Through a cosmos populated with double-dealing aliens, gorgeous girls, who are never what they seem and technology gone wrong. There are laughs, tragedies, loves, ales and naughty bits. Tom wakes after an accident to find he has mislaid a load of years, his body and a whole universe. In search of his lost love, he becomes the universal commuter, travelling at will between universes. He sees what has happened after a Second World War that went on rather too long and Scotland became independent, finds out what became of Atlantis, and has to perform daily duties in a stud farm. A liberation force from the US, spoiling to try out some new kit, joins the fray and very nearly causes total annihilation, saved only by Tom and a bit of help from the Star of Time. One of the problems with hopping between universes is that there is a chance you can meet yourself. That can’t happen of course, and so it does, exactly at the point where the whole fabric of space and time collapses.
"Third Universe is the sequel to The Legend of Dan, which I
read a month or so ago. The series opener was witty and riotous,
as I pointed out in my review but, in retrospect, I felt it
lacked three important elements: psychoactive newsprint, the
city of Atlantis and an immediate threat of a pan-universal
apocalypse. (How, one asks, could any serious piece of work
expect to get by without these literary staples?) Happily,
Robert Wingfield has addressed these rather obvious oversights
in Third Universe, which is now positively teeming with
Atlanteans, arthropods and an evil genius for whom destroying
just one paltry universe is simply not enough.
This is the second book in the trilogy and I felt that I definitely benefited from having read the first.

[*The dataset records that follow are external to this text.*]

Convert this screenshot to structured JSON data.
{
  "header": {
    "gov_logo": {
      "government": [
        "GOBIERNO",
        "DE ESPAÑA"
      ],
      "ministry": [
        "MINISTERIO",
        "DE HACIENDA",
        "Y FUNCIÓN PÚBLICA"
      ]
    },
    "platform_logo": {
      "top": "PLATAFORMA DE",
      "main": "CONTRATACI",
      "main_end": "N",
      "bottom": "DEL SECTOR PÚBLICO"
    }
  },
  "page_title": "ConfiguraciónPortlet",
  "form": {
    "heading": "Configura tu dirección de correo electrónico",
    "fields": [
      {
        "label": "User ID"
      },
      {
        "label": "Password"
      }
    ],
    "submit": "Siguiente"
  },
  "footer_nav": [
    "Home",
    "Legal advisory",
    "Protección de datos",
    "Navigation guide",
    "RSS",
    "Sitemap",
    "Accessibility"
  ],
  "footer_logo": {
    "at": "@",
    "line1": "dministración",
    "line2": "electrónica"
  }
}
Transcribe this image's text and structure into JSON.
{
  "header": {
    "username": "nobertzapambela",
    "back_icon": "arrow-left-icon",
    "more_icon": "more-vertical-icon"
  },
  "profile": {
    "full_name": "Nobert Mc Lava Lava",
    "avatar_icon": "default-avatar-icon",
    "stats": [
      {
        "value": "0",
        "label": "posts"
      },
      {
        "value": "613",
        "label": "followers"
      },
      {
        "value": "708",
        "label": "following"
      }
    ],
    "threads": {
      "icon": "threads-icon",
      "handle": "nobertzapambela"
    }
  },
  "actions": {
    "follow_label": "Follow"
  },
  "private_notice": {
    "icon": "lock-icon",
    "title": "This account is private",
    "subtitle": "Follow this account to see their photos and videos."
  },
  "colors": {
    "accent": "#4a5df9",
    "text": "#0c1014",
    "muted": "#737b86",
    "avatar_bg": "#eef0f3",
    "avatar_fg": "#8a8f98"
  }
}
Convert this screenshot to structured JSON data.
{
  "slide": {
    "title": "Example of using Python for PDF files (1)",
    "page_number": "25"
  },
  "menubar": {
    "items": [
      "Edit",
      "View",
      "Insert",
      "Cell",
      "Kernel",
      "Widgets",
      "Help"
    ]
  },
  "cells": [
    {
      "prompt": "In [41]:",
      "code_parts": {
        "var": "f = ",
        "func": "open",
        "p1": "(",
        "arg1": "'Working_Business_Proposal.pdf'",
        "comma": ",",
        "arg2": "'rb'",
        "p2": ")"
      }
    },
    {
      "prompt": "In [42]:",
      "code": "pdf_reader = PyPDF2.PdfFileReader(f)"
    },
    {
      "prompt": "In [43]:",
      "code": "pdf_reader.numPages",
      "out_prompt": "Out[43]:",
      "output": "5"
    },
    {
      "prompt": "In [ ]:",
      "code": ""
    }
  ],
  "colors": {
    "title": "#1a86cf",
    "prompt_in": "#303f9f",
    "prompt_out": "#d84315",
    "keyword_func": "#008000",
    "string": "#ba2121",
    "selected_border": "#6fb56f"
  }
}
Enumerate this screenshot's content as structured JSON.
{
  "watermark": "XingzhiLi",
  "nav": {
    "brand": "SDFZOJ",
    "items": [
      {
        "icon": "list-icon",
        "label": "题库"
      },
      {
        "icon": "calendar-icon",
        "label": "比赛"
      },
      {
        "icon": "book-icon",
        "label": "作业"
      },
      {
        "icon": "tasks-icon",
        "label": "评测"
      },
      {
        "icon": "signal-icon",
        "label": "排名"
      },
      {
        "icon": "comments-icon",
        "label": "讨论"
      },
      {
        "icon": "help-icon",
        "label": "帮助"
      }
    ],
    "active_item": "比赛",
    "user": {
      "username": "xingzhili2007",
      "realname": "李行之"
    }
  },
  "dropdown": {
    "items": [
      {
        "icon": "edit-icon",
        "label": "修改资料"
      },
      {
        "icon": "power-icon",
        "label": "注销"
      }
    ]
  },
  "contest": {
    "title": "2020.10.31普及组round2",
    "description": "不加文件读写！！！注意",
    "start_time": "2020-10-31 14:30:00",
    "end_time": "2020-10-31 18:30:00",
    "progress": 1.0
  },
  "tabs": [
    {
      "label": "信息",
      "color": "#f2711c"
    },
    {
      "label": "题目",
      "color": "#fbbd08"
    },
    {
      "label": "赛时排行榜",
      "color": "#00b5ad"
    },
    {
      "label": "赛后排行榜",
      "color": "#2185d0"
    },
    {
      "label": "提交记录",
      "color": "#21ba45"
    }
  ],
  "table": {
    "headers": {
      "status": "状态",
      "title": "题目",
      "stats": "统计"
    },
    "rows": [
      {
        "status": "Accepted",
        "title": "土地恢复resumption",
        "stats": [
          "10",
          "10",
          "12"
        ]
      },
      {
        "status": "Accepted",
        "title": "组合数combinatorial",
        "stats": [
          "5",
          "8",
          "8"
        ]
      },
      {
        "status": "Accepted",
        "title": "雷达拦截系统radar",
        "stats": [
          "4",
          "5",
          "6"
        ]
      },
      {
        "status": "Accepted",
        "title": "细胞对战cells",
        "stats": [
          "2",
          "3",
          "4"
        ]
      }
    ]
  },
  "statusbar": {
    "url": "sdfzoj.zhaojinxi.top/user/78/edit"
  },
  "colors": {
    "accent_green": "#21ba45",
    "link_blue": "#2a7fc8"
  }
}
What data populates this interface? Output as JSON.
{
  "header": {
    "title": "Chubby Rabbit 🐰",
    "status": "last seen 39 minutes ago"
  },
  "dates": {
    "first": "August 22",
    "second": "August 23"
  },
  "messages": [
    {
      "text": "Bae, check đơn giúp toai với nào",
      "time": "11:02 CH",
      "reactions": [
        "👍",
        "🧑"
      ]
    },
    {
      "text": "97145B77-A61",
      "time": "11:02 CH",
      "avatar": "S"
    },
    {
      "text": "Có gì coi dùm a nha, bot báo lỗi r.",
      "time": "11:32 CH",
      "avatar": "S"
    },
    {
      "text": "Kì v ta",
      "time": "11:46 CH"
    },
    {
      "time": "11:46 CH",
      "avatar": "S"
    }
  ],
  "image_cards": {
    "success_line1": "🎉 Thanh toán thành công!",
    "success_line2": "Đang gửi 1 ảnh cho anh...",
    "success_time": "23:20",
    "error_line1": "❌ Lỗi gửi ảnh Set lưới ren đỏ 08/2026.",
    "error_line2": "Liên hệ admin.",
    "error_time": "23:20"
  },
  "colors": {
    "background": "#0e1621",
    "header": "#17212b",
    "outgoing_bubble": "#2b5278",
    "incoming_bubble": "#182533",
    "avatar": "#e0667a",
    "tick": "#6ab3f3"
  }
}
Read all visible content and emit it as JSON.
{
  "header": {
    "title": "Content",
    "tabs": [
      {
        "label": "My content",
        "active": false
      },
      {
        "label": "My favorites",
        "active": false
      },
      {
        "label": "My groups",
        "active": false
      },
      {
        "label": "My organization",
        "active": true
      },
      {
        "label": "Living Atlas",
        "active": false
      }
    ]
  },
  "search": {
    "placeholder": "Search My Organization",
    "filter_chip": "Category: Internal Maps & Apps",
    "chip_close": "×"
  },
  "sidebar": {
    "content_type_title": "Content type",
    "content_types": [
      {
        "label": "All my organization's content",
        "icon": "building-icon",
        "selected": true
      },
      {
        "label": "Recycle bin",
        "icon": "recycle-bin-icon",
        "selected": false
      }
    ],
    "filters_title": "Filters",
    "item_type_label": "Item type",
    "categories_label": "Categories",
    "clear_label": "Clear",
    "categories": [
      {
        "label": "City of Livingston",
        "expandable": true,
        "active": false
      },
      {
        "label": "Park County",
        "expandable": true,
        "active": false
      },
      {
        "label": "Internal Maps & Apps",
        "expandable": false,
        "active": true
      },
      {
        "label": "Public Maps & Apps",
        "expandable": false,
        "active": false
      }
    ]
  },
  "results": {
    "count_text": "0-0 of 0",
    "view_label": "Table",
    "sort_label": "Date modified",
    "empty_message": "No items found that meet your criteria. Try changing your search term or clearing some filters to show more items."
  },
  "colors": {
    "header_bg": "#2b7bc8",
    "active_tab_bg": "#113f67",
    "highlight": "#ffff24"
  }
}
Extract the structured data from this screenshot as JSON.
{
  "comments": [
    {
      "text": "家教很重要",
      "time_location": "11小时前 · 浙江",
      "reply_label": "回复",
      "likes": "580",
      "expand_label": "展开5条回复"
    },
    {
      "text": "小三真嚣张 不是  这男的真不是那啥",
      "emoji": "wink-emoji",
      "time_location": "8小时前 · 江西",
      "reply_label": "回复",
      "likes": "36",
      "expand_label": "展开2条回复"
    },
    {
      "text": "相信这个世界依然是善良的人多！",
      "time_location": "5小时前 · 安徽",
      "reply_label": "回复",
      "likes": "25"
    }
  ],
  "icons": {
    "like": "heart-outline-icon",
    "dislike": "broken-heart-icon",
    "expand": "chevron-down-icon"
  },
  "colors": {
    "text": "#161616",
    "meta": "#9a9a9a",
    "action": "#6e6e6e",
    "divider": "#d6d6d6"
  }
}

That said, it does stand on its own and it has a similar mix of irony, bawdiness and social comment as the original. The pace is fairly frenetic - the reader careers around time and space like a pinball bouncing between the bumpers - but it's all the more fun for that. Whereas The Legend... had a kind of woozy comic lunacy to it, Third Universe perhaps puts a little more focus on drama and the imperilment of its central characters. As a result, the flavour is subtly different, but anyone who enjoyed the first in the series is sure to find this equally to their taste."